Rabbi Rabinowitz says publication of people's prayers is sacrilegious
Rabbi Rabinowitz is relaxed. "It doesn't harm the wall," he told me. "This is the Wall of Tears: it has been filled with requests and tears and prayers for the past 2,000 years: that is what holds the wall together."
After they have been picked out and swept up, the notes are buried on the Mount of Olives, as a gesture of respect to God and to people: to God, because Judaism prohibits the destruction of anything with God's name on it; to people, because the paper is their prayer.
Equally, it is not the done thing to fish out somebody else's piece of paper, and read it.

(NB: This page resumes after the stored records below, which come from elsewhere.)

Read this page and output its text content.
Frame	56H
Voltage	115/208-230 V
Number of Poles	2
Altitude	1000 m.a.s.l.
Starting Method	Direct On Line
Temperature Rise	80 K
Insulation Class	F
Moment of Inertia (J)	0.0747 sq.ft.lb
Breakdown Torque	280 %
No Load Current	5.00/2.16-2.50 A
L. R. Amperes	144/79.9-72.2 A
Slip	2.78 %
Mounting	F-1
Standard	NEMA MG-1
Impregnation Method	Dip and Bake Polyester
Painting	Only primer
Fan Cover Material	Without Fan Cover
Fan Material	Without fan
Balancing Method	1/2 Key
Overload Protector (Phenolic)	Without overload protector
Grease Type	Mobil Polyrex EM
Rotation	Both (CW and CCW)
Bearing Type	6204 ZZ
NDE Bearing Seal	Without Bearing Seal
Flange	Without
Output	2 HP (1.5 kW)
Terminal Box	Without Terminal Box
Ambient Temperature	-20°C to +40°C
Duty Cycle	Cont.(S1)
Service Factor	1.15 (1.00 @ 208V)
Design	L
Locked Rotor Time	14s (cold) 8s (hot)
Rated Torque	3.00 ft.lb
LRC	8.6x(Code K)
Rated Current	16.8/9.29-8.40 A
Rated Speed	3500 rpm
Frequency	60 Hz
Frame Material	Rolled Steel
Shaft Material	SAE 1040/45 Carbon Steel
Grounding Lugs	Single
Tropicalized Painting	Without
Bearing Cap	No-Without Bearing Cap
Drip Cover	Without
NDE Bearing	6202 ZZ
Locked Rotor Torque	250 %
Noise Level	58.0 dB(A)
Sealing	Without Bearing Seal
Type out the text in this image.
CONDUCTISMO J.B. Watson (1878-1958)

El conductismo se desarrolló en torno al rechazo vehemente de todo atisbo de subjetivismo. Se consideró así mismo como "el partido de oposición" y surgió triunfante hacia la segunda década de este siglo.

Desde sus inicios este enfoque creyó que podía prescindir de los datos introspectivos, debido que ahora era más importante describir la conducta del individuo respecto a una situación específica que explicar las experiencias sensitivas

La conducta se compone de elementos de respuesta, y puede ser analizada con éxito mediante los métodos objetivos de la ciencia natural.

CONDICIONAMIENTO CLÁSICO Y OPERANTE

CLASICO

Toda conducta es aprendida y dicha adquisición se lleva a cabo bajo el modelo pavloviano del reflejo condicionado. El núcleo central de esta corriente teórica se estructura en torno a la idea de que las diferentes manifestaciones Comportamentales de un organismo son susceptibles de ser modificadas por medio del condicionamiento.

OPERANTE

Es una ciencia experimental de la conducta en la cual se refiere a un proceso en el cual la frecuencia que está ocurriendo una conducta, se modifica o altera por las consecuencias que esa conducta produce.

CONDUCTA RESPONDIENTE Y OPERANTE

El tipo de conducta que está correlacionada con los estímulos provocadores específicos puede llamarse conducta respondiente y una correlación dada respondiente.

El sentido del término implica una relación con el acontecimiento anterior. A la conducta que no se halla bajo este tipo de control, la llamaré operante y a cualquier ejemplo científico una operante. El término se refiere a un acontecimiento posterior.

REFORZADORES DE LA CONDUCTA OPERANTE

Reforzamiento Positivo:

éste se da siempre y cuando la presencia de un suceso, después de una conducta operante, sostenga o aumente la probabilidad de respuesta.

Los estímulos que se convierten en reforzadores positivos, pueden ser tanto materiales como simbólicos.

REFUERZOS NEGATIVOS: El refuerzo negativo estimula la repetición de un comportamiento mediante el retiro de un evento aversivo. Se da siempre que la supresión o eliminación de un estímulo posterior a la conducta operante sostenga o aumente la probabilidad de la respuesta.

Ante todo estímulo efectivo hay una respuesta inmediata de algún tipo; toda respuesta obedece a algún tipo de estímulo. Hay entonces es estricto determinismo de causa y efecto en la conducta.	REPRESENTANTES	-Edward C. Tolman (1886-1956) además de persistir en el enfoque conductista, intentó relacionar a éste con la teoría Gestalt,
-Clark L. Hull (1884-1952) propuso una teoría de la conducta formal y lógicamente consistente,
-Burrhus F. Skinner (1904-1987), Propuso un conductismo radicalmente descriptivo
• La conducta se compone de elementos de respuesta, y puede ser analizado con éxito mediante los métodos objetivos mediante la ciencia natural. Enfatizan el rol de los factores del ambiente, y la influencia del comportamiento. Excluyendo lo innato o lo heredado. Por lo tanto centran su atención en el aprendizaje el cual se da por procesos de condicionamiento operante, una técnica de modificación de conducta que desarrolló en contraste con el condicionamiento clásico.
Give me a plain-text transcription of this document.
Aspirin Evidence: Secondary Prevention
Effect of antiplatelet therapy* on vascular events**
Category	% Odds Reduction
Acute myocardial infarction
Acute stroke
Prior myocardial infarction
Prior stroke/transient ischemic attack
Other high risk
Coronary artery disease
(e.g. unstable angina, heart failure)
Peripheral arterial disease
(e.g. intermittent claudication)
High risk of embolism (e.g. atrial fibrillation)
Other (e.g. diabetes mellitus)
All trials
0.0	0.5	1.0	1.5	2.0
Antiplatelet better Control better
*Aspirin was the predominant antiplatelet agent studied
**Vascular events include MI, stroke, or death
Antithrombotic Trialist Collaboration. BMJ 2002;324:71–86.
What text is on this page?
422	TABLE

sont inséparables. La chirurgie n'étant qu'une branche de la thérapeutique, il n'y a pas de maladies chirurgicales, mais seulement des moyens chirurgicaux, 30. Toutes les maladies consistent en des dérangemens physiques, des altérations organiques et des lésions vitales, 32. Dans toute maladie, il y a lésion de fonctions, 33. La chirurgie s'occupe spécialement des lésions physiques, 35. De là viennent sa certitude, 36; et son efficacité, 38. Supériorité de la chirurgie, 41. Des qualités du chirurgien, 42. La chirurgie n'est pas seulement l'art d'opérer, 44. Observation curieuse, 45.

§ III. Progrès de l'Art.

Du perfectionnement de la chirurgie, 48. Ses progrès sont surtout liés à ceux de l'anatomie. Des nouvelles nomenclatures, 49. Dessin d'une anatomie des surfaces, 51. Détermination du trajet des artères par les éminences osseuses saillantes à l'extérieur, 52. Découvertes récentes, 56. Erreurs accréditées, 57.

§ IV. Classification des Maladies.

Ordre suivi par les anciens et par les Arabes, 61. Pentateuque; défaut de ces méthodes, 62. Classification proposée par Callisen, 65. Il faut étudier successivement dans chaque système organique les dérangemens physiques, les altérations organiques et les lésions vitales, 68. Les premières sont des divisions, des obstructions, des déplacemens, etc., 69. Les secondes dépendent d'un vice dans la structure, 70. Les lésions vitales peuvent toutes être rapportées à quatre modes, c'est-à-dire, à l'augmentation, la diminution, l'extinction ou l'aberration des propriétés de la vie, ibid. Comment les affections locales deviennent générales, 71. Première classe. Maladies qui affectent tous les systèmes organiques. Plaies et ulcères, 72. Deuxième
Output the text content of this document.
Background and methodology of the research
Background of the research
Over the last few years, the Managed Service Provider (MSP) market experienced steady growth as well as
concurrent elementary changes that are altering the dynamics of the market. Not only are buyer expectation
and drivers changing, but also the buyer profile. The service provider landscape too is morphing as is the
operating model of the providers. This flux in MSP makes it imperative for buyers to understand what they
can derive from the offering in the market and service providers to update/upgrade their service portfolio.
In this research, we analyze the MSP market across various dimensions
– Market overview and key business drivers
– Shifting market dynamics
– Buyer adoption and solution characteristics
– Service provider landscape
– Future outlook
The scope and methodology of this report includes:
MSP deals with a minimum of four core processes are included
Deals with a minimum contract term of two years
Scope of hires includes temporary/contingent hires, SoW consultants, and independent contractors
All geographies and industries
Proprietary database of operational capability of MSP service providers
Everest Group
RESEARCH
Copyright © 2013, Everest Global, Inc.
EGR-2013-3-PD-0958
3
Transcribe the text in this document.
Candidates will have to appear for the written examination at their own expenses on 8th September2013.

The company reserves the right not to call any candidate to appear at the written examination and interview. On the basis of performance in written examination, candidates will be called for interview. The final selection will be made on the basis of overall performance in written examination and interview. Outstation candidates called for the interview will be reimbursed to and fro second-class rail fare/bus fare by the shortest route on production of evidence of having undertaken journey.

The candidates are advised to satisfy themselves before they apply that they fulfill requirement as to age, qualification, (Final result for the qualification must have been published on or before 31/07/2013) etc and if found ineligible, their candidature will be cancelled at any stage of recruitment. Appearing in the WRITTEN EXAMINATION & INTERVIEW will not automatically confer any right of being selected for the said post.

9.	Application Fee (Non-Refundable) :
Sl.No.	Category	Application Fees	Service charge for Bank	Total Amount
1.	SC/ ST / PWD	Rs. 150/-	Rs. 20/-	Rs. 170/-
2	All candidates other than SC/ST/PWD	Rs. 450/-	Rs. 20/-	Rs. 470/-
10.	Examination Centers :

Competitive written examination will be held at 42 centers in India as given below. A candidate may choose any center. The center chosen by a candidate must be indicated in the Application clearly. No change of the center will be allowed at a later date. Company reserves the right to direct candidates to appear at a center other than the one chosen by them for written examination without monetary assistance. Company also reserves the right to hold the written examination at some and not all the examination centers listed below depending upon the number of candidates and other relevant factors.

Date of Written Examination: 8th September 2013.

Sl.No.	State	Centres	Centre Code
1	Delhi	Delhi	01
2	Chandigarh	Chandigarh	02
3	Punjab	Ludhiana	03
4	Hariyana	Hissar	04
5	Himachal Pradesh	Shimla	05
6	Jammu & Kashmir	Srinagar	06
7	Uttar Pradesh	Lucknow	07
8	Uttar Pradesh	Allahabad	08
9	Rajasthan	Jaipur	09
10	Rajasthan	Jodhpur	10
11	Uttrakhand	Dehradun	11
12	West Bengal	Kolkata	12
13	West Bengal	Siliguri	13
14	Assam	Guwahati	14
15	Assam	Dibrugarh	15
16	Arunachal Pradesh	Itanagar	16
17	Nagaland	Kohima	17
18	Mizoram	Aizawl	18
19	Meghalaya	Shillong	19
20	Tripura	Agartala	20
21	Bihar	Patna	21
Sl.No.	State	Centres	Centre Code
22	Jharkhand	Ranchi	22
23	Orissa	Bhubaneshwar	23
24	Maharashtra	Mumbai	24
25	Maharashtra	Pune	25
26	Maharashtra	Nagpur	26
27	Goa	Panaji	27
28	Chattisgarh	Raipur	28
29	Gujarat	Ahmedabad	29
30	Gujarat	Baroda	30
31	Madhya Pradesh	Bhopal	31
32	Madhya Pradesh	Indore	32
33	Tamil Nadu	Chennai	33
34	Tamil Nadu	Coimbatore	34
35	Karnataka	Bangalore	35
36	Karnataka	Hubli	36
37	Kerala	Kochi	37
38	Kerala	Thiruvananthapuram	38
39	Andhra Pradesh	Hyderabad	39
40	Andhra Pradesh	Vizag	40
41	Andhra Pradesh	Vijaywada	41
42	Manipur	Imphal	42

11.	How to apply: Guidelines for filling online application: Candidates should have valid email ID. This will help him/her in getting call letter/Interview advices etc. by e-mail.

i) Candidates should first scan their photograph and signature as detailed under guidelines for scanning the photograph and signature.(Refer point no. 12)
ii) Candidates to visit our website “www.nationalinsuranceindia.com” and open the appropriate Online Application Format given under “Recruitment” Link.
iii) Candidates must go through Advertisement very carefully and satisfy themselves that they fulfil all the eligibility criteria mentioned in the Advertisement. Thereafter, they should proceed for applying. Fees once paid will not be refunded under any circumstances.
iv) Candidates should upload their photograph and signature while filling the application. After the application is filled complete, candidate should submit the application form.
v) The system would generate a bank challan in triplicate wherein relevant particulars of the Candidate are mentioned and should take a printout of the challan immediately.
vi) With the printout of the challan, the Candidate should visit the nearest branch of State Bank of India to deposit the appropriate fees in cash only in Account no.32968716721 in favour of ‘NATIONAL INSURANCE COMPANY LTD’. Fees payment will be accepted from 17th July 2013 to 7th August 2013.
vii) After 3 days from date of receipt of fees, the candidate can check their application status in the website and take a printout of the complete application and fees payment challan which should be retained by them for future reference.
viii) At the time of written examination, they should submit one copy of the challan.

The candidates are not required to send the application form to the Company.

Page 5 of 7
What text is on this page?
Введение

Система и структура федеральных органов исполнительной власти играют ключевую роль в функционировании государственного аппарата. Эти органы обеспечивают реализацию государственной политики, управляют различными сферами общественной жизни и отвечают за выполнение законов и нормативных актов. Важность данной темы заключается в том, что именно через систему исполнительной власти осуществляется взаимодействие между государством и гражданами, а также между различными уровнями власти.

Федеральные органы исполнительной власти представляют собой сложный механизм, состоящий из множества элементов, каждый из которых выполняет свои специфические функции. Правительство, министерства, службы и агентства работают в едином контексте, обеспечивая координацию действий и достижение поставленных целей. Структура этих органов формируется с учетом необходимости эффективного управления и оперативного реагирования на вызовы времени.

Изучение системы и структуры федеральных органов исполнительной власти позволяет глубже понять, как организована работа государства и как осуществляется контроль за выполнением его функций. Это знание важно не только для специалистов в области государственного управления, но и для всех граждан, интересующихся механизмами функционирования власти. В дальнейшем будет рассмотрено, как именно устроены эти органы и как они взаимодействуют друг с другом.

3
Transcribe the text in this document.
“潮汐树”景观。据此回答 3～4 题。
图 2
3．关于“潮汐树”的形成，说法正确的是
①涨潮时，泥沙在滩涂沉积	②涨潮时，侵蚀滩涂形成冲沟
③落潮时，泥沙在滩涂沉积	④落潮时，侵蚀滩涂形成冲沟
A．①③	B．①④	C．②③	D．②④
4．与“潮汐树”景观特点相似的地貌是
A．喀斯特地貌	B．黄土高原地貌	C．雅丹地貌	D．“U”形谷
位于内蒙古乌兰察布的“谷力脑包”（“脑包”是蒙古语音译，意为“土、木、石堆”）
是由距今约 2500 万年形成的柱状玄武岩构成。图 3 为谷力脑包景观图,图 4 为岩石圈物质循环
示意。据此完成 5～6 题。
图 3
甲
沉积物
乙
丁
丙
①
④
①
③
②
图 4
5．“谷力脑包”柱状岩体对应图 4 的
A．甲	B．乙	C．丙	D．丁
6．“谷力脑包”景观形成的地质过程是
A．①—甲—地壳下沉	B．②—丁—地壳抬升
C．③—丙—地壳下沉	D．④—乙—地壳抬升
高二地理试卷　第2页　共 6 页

That is precisely what one sharp-eyed young man did, when Barack Obama came to visit in July. Mr Obama's prayer was plucked out, photographed, and published in an Israeli newspaper.
Such action is "sacrilegious", says Rabbi Rabinowitz. As the scraps of paper tumbled to the floor on Tuesday, they may have looked like so much rubbish. But this was a clean-up under precise, religious monitoring.
Please send us your comments on Tim Franks' latest diary.
The BBC may edit your comments and not all emails will be published. Your comments may be published on any BBC media worldwide.
'The Israeli authorities quickly bulldozed the old Moroccan quarter, in front of the Western Wall'?
David Guy, Rehovot, Israel
Although you refer to 1967 you don't mention that when East Jerusalem was under Jordanian control after they annexed it in 1948, Jews were not allowed to visit the wall.
Martin Smith, London
Rabbi Rabinowitz: "This is the Wall of Tears: it has been filled with requests and tears and prayers for the past 2,000 years...". We keep hearing this number. But is there actual evidence (proof) that this wall is 2,000 yrs old? As far as I know, it is medieval.
Julius, Philadelphia, USA
I placed a prayer in the wall on my birthday in May of this year and I did wonder what happened to them. It's nice to know they are treated in such a respectful way.
Simon Manley, UK
Of course while mentioning that the Moroccan Quarter was demolished (only 135 buildings) immediately post the 1967 war, Tim Franks neglects to mention that the Jordanians similarly demolished a third of the buildings in the much larger Jewish Quarter and expelled all its residents. Fundamentally, the Wall has been the spiritual and physical focus of the Jewish faith for thousands of years but has been mistreated and abused by disinterested rulers for almost as long. No history or description of the Wall is complete without understanding this.
Joanne Bell, London, UK
Just a small correction. In the article it is written regarding the Kotel that "...it is the last remaining part of the Second Temple...." This is incorrect. The Southern and Eastern retaining walls still stand as do the steps on the Southern side. The Kotel (Western wall) is so important because it is the wall closest to the location of the Holy of Holies where the Ark of the Covenant was kept. Also, remains of the temple were used partially in the construction of the Al Aqsa Mosque located on top of the Temple Mount platform.
Yaakov ben Moshe, Tel Aviv, Israel
Good reporting, interesting entry.
Aviv Vida, Porland, OR USA
The Hebrew name of the Wall ("the Kotel") is the Kotel HaMaaravi, in English the Western Wall, the remnant of the western side of the platform on which Herod had the Temple constructed. The name, the Wailing Wall, (in Frank's paragraph 5) may be of Christian origin and is not used by Jews.